Jacky Ickx a assisté à la présentation des contours du règlement 2020/2024 avec l’arrivée des Hypercars puis des voitures à hydrogène aux 24 Heures du Mans. Si certains anciens sont plutôt en faveur d’un retour en arrière, le Bruxellois est partisan d’un bond vers le futur pour la classique mancelle. « Il est capital que Le Mans se réinvente pour continuer à rencontrer du succès. Il faut aller vers plus de progrès et de sécurité. Le passé, c’est le passé. J’estime par exemple que le record de 407 km/h de Roger Dorchy dans les Hunaudières appartient au rang des souvenirs. Aujourd’hui, les 24 heures sont un sprint du départ à l’arrivée. Le temps où je devais ménager mes efforts et ma voiture sont révolus. De toute façon, c’est le public qui sera l’arbitre de cette nouvelle réglementation. Si les fans suivent, alors cela ne sera que du positif. »

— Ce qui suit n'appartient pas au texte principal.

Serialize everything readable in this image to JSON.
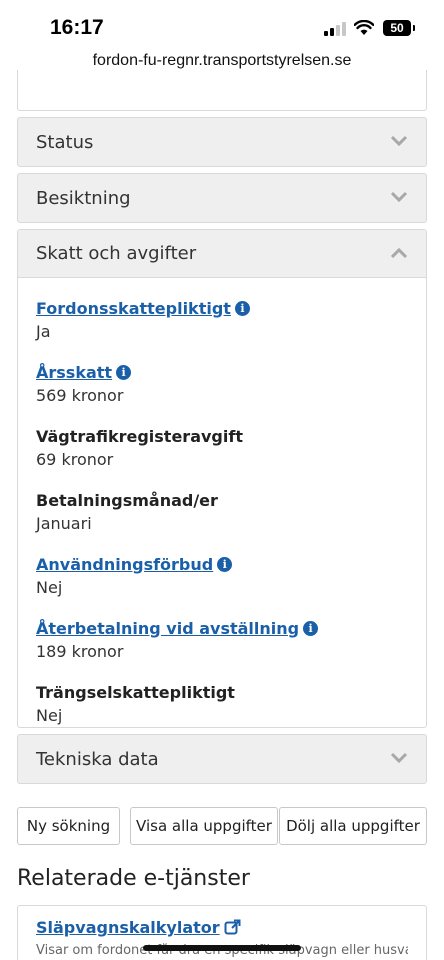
{
  "status_bar": {
    "time": "16:17",
    "battery": "50"
  },
  "browser": {
    "url": "fordon-fu-regnr.transportstyrelsen.se"
  },
  "accordion": {
    "status_label": "Status",
    "besiktning_label": "Besiktning",
    "skatt_label": "Skatt och avgifter",
    "tekniska_label": "Tekniska data"
  },
  "skatt": {
    "fields": [
      {
        "label": "Fordonsskattepliktigt",
        "value": "Ja",
        "link": true,
        "info": true
      },
      {
        "label": "Årsskatt",
        "value": "569 kronor",
        "link": true,
        "info": true
      },
      {
        "label": "Vägtrafikregisteravgift",
        "value": "69 kronor",
        "link": false,
        "info": false
      },
      {
        "label": "Betalningsmånad/er",
        "value": "Januari",
        "link": false,
        "info": false
      },
      {
        "label": "Användningsförbud",
        "value": "Nej",
        "link": true,
        "info": true
      },
      {
        "label": "Återbetalning vid avställning",
        "value": "189 kronor",
        "link": true,
        "info": true
      },
      {
        "label": "Trängselskattepliktigt",
        "value": "Nej",
        "link": false,
        "info": false
      }
    ]
  },
  "buttons": {
    "new_search": "Ny sökning",
    "show_all": "Visa alla uppgifter",
    "hide_all": "Dölj alla uppgifter"
  },
  "related": {
    "title": "Relaterade e-tjänster",
    "service_link": "Släpvagnskalkylator",
    "service_desc": "Visar om fordonet får dra en specifik släpvagn eller husvagn."
  },
  "icons": {
    "info": "info-icon",
    "chevron_down": "chevron-down-icon",
    "chevron_up": "chevron-up-icon",
    "external": "external-link-icon"
  },
  "colors": {
    "link": "#1a5fa8",
    "panel_bg": "#efefef",
    "border": "#d9d9d9"
  }
}
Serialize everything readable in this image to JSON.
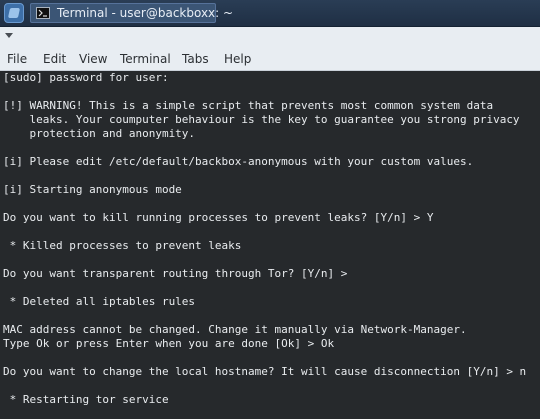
{
  "taskbar": {
    "launcher_icon": "backbox-logo-icon",
    "task": {
      "icon": "terminal-icon",
      "label": "Terminal - user@backboxx: ~"
    }
  },
  "toolbar": {
    "collapse_icon": "chevron-down-icon"
  },
  "menu": {
    "items": [
      "File",
      "Edit",
      "View",
      "Terminal",
      "Tabs",
      "Help"
    ]
  },
  "terminal": {
    "lines": [
      "[sudo] password for user:",
      "[!] WARNING! This is a simple script that prevents most common system data",
      "    leaks. Your coumputer behaviour is the key to guarantee you strong privacy",
      "    protection and anonymity.",
      "[i] Please edit /etc/default/backbox-anonymous with your custom values.",
      "[i] Starting anonymous mode",
      "Do you want to kill running processes to prevent leaks? [Y/n] > Y",
      " * Killed processes to prevent leaks",
      "Do you want transparent routing through Tor? [Y/n] >",
      " * Deleted all iptables rules",
      "MAC address cannot be changed. Change it manually via Network-Manager.",
      "Type Ok or press Enter when you are done [Ok] > Ok",
      "Do you want to change the local hostname? It will cause disconnection [Y/n] > n",
      " * Restarting tor service"
    ]
  },
  "colors": {
    "terminal_bg": "#26292c",
    "terminal_fg": "#e9ecef",
    "titlebar_bg": "#1f2f44",
    "menubar_bg": "#e8edf2"
  }
}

Grand Marshal de cette 86e édition, il pilotera la Porsche 911 Turbo qui servira de leading car pour le tour de formation. Et pour Jacky, mener la meute lors du tout premier tour de l’épreuve lui permettra d’accomplir une tâche bien particulière. « Au moins, j’aurai l’honneur d’être le premier pilote à avoir devancé la Toyota de Fernando Alonso samedi après-midi ! »

Même si Porsche n’est plus en LMP1, ce sera ainsi une voiture de Stuttgart qui mènera le tout premier tour des 24 Heures du Mans 2018. Grâce à Jacky Ickx !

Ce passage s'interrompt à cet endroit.